Friday 11 May 2007

Lessons must be learned after voting fiasco

Published: 11 May, 2007
John O'Groat Journal and Caithness Courier

THANKS to a swelling band of you, dear readers, the massively improved SNP vote in the Far North has sent me to Holyrood to serve you for the next four years. It is a privilege in our proportional system to be returned.

After a marathon count first for the constituency, then for the council seats, finally, at around 5.30pm on Friday – some 18 hours afters the polls closed – the Highlands and Islands total was collated to complete the list placings for the nation.

It was a huge relief for tired candidates and officials, but one postponed for a very long half-hour by the most bizarre malfunction of a polling system that had produced many long-predicted problems to plague this year's vote.

The arithmetic of the list votes under the de Hondt system should surely be on a computer program, you would think. But it seems not, for the candidates gathered were presented by the returning officer, Highland Council chief executive Arthur McCourt, with an unbelievable result that gave Lab-our four seats, the Tories two and my partner Eleanor Scott of the Greens a return berth. All present were incredulous, so we asked to see the workings on paper.

My colleague Dave Thompson, an arithmetic prize-winner at school, soon spotted the mistake at the first division that threw out the whole calculation.

After more pencil and paper work, the final figures on the list were three Labour (they had lost their last Highlands and Islands constituency seat), two Tories (they haven't won a seat in this region for many years), and two SNP – myself and my arithmetically acute friend Dave, which the huge SNP list vote indicated.

Lessons must be learned quickly to restore trust in the poll organisers. Surely the basic jobs expected of returning officers should not end with an A4 sheet and peering at eight-point type after most people had little more than three hours' sleep in the previous 48. The implications of a wrong announcement could have led to a court case. They would have denied the SNP its victory over New Labour for days or weeks to come. The momentum of building a new government would have been stalled.
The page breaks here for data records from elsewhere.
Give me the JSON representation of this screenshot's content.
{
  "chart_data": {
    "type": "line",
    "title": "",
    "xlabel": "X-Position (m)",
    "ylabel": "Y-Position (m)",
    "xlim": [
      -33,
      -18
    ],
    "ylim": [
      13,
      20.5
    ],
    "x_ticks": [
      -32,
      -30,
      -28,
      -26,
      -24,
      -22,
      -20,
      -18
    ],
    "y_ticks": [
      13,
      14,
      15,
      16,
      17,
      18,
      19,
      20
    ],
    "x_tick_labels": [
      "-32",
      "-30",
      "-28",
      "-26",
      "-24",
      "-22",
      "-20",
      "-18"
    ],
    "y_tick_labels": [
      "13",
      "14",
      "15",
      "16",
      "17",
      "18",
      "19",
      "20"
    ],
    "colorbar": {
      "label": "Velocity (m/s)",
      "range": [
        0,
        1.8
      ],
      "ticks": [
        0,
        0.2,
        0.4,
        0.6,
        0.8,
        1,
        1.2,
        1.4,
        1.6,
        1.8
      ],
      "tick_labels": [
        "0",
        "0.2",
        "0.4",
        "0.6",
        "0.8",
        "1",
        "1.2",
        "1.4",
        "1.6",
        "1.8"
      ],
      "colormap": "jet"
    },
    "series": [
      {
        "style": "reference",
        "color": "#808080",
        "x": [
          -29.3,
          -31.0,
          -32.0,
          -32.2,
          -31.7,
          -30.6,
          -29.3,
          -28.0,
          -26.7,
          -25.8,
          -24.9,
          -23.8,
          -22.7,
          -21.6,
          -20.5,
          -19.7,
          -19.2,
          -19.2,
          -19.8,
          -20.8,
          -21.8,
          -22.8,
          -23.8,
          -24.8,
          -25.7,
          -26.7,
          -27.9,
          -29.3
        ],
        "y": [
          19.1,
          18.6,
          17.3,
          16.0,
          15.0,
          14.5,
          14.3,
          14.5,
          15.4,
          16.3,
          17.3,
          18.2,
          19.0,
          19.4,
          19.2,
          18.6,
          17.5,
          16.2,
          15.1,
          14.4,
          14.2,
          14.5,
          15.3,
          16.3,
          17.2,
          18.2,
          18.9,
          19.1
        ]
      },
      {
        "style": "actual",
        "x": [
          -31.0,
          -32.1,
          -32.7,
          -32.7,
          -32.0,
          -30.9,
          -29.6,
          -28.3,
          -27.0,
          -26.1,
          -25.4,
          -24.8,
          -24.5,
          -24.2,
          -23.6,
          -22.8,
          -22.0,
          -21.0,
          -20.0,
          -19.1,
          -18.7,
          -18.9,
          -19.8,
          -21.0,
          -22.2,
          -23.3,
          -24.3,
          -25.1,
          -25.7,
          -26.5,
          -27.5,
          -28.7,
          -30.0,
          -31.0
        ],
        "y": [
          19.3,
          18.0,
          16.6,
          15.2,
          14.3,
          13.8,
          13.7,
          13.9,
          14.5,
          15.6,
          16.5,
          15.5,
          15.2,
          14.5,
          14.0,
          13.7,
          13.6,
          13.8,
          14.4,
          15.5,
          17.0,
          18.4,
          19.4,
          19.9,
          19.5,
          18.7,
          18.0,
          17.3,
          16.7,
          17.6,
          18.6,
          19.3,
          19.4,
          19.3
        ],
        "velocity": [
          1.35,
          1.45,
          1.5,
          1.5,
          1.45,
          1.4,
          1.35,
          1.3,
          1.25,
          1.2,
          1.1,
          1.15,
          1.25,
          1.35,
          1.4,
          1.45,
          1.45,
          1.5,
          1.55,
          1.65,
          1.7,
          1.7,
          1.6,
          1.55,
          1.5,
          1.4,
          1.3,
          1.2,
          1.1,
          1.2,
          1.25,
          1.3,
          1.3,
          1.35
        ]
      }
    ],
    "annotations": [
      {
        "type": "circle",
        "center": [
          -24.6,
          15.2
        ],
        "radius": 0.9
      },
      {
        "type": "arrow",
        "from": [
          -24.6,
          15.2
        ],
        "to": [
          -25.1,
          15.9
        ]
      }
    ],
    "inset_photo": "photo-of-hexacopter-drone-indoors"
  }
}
So voters here and across Scotland need answers. Also there were 759 spoilt papers in the Far North list poll. There is a major grievance with the Scotland Office in London and the Lib/Lab Scottish Executive in Edinburgh who allowed big changes in voting procedure to be so shoddily laid out and rearranged. They put in place the national contract for producing and distributing postal ballot papers that left many disenfranchised.

I chased the authorities in some individual cases and have drawn my own interim conclusion that the time allowed to publish the parties contesting the poll and the production and distribution of the papers was far too tight. But it's a lesson that even folk who have had postal votes for many years suffered as much as holiday-goers applying at the last moment.

The Scotland Office minister in London, Douglas Alexander, at whose door this chaos lies, was seen at House of Commons Scottish Questions on TV to blame anyone else he could for the fiasco.

Therefore I wholeheartedly agree with a letter-writer in The Herald this week who pointed out that Mr Alexander was "the same chap who was touring the country telling us we could not manage our own affairs".

*

SINCE the outcome of the historic poll which defeated Scottish Labour for the first time in 50 years, Alex Salmond has been seeking partners and support to form the next government. Whilst we were sworn in two days ago, the Unionist parties are each in turn standing aside from acceptance of the results.

It seems their lack of support for an Alex Salmond-led government would seek to deny the solution to many bread-and-butter issues that we heard Messrs McConnell, Stephen and Miss Goldie trumpet in the whole campaign. Instead the excuse is that the key SNP policy of a referendum in 2010 on Scotland's independence is far more important.

As I campaigned across Caithness, Sutherland and Easter Ross I found many who want an SNP government to act now on domestic matters and who well understand that the merits of independence could be debated in 2010. What they wanted now was an end to the hated council tax and the liberation of small businesses from swingeing rates, along with action on unfair fuel prices and the wilful neglect of transport, housing and low pay. Uncertainties were commonplace about cash needed for Dounreay decommissioning and the importance of keeping its skilled workers gainfully employed in the North. Folk were saying we need a strong steer from a Scottish government that cares for the area because the DTI in London clearly could not care less.

In short, people vote in elections to seek solutions to pressing issues. As the biggest party chosen by Scottish electors on May 3, 2007, the SNP is committed to tackling these tasks with imagination and fresh ideas. It will be a positive benefit to North voters that so many have told me they want so badly.